The problem
Generic books. A missed opportunity.
Reading to his two-year-old son every night, Kindred's founder kept running into the same frustration: the most popular children's books are written purely for entertainment, with almost no developmental intentionality. And there was no good way to share real family memories — the trips, the firsts, the ordinary extraordinary moments — in a form a young child could actually engage with.
The insight: The stories children hear about their own life are one of the most powerful forces shaping who they become. Decades of child psychology confirm it. Nobody has built the product that acts on it.
Market opportunity
Two enormous markets. Zero products at the intersection.
Why now: AI has made personalised illustration economically viable for the first time. Parents are anxious about passive screen time. The 'AI slop' backlash creates a counter-narrative opportunity. And developmental psychology — Fivush, Komisar, Siegel — is entering mainstream parenting culture.
The moat
Psychology is the moat. Not personalisation.

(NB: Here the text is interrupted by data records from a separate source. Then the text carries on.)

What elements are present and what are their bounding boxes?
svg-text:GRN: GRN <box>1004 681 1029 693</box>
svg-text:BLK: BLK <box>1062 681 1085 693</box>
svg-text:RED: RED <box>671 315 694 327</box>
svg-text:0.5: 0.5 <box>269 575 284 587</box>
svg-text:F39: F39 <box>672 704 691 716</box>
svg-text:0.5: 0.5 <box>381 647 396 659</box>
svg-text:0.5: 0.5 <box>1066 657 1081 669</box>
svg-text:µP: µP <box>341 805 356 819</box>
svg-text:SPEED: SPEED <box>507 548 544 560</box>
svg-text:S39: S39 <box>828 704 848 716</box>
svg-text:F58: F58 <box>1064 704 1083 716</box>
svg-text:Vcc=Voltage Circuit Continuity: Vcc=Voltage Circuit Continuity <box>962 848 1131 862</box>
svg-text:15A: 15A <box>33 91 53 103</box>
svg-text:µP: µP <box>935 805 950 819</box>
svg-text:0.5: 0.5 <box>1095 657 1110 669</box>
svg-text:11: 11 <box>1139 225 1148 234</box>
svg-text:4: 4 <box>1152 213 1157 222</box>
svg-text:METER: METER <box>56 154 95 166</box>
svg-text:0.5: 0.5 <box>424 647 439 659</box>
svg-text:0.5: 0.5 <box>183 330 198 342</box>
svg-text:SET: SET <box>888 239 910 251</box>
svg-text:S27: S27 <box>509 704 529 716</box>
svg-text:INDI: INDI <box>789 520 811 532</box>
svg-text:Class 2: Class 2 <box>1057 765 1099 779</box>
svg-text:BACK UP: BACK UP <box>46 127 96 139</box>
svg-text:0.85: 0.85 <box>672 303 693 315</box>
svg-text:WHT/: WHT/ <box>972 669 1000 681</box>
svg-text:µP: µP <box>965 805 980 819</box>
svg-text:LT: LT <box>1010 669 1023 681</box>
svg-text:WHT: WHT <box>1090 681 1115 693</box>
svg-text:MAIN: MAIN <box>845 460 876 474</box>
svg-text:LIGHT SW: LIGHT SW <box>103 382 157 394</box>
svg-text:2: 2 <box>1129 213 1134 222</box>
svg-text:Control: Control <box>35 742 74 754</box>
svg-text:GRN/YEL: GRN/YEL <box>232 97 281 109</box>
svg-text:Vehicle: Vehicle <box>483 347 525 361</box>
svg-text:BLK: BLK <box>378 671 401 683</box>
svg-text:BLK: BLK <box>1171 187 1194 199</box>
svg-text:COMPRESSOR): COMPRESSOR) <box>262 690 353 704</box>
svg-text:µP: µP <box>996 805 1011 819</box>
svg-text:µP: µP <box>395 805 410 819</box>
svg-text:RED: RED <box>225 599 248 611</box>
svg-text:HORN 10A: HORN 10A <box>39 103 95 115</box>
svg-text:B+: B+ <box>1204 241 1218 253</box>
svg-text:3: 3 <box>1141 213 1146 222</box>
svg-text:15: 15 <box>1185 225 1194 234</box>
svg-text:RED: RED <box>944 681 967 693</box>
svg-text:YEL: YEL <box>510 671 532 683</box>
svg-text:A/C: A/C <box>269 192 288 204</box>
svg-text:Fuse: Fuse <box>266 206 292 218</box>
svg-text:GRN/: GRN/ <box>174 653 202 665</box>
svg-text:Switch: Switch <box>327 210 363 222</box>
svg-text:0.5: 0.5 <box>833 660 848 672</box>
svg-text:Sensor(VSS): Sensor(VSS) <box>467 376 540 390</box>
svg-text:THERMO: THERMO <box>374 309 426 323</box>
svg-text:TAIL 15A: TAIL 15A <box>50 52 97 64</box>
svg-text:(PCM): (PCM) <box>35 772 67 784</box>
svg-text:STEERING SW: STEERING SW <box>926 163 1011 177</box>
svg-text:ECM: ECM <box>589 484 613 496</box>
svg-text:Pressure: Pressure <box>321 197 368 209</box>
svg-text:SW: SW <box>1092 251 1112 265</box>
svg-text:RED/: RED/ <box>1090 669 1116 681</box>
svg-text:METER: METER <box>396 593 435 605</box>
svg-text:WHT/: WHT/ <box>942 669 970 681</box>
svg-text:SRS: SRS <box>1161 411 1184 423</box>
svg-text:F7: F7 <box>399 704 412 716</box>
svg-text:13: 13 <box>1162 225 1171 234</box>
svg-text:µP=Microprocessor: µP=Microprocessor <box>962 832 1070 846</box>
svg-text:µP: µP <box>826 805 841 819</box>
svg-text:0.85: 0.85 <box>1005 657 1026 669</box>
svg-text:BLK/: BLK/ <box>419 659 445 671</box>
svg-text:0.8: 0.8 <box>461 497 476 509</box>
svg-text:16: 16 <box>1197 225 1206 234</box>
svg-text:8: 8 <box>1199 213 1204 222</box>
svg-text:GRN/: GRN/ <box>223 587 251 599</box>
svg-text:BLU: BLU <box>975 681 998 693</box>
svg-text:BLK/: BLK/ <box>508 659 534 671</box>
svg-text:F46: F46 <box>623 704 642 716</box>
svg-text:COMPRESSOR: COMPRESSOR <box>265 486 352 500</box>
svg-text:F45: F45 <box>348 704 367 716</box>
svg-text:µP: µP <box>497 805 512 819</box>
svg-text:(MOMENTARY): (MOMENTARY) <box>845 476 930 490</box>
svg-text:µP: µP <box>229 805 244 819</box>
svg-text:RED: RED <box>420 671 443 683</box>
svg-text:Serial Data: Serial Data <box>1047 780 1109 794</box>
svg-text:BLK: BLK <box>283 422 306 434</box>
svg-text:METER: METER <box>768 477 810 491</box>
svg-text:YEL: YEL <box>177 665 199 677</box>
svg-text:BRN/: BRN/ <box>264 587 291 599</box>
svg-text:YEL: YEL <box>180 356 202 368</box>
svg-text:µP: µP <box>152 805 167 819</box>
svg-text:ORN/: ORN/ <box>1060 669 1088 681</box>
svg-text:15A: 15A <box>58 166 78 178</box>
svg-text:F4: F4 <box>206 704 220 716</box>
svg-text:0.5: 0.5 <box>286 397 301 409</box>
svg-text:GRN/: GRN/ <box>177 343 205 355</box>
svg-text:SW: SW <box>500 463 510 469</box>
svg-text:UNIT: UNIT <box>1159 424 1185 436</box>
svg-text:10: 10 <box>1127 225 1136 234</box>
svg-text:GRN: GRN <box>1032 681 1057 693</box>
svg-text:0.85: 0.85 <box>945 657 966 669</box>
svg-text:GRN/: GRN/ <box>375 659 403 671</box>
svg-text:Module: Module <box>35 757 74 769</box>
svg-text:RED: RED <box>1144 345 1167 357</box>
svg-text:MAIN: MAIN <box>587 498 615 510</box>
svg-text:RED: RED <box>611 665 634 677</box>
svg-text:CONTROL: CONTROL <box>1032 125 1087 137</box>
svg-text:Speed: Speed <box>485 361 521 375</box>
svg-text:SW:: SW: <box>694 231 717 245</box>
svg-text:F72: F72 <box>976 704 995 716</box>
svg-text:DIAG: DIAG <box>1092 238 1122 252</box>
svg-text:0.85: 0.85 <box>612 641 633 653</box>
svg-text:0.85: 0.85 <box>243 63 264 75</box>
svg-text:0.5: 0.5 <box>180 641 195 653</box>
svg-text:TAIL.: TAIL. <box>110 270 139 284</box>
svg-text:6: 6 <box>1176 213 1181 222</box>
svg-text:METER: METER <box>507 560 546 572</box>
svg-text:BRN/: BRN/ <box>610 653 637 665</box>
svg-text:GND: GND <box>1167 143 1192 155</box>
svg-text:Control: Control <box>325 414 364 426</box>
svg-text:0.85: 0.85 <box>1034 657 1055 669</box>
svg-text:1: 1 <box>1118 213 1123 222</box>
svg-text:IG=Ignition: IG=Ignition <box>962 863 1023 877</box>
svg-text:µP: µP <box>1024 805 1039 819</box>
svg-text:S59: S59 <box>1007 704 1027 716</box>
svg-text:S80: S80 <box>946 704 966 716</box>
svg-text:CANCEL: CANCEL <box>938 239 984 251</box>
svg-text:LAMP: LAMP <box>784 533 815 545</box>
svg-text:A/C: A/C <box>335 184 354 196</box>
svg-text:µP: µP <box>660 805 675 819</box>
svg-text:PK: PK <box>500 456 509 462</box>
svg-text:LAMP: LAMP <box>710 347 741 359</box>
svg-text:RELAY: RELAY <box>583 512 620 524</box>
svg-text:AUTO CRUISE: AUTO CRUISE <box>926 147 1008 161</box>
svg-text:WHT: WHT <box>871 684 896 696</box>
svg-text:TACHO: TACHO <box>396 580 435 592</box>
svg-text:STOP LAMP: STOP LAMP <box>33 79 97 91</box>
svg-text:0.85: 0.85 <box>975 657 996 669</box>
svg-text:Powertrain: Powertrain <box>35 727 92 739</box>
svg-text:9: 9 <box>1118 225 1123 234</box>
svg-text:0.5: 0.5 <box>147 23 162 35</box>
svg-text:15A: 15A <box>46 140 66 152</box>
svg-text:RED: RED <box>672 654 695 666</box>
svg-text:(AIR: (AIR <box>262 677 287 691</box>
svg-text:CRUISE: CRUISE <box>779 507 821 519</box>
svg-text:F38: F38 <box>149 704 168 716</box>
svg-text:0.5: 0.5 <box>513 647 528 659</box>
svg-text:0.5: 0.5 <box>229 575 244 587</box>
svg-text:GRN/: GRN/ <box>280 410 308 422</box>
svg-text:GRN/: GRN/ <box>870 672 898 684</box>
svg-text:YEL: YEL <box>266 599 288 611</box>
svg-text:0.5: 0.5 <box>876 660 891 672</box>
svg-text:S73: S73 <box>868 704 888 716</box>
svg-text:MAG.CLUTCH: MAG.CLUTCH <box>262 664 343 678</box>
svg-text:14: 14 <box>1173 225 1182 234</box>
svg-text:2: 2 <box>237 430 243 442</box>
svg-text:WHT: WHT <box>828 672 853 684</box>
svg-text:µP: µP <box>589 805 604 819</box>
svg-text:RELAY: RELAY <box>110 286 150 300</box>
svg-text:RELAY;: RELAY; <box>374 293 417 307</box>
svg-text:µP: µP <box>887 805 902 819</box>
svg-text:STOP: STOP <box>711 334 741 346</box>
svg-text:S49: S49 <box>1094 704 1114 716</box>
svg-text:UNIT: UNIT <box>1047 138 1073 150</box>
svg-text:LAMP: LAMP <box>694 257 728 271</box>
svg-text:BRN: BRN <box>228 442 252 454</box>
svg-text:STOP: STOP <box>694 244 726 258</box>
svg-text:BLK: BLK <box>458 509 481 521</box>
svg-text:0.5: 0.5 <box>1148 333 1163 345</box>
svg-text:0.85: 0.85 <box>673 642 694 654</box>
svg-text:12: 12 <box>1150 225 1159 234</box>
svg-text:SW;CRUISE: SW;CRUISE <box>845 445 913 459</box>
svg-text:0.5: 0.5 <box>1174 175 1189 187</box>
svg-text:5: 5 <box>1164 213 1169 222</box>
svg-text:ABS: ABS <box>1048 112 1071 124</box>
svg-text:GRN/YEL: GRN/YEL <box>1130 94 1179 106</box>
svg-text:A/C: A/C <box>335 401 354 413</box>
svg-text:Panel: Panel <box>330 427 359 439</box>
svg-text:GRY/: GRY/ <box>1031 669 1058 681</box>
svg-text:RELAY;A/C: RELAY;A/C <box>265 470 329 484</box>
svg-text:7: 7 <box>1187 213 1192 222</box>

This is not a personalised gift company that discovered AI. The core of the product is developmental psychology research that has never been applied at scale in consumer products for children. Children remember stories about themselves 3–4× more than other stories. Prof. Robyn Fivush at Emory has spent decades documenting it. Dr. Erica Komisar's attachment research adds that physical, emotionally resonant objects reinforce parent-child bonds in the critical early years.
The product
A child development companion. Not a photo book.
Upload family photos. Kindred generates a watercolour-illustrated, psychology-led storybook featuring your real family — calibrated to your child's developmental stage, delivered as a premium hardcover, and living digitally in a growing family library.
The Living Book: Books update at developmental milestones as the child grows. A book made at age 2 has different language, register, and narrative complexity at age 5. The story adapts to who they're becoming. Three value horizons per family: a Moment, a Season, a Journey.
Early validation
31 data points. All organic.
10 structured in-depth interviews plus 21 live waitlist survey responses — all organic signups, no paid traffic.
Problem statement scores — live survey (1–5)
6 of 7 above the 4.0 investor-ready threshold. P6 is the exception — though gifting was mentioned unprompted as a use case by 10 of 21 survey respondents. 71% open to a follow-up conversation.
Business model
Audible-style credits. Compounding LTV.
Subscription-plus-credits model. Hardcover at A$69–79. Subscription from A$14.99/month. Gross margin 45–55% on print, 80%+ on digital. Conservative 5-year LTV per engaged family: ~A$966, before siblings, gifting, or marketplace.
Go-to-market: concierge first (5–10 real family books before automating anything), then podcast sponsorships as primary paid channel, referral built into the product moment, and a gifting gateway targeting the November–December window. A personalised book about a child is one of the most natural Christmas gifts imaginable.
Roadmap
V1 to V3. The pipeline already works.
The ask
Under A$250k. Right people only.
Not VCs. Family offices, HNW individuals, and operators who understand consumer products and care about what they're backing. Capital goes to: 1–2 additional engineers, LoRA model training, concierge phase print runs, and affiliate/influencer seeding ahead of the gifting window.
Instrument: SAFE note, 20% discount at first priced round. No valuation assigned until the concierge phase generates real outcome data.
What we're not doing: Raising from people who want to direct the product. Raising from people who believe in what we're building and want to be part of it early.
The founder
Matt Fern
Founder of Growth for Purpose — a growth and lifecycle marketing agency specialising in D2C consumer apps in health, mental health, and family. Kindred came directly from a personal pain point: reading to his two-year-old son every night and wanting the books to actually be about their life together. The working pipeline exists. The gap to a launchable product is weeks, not months.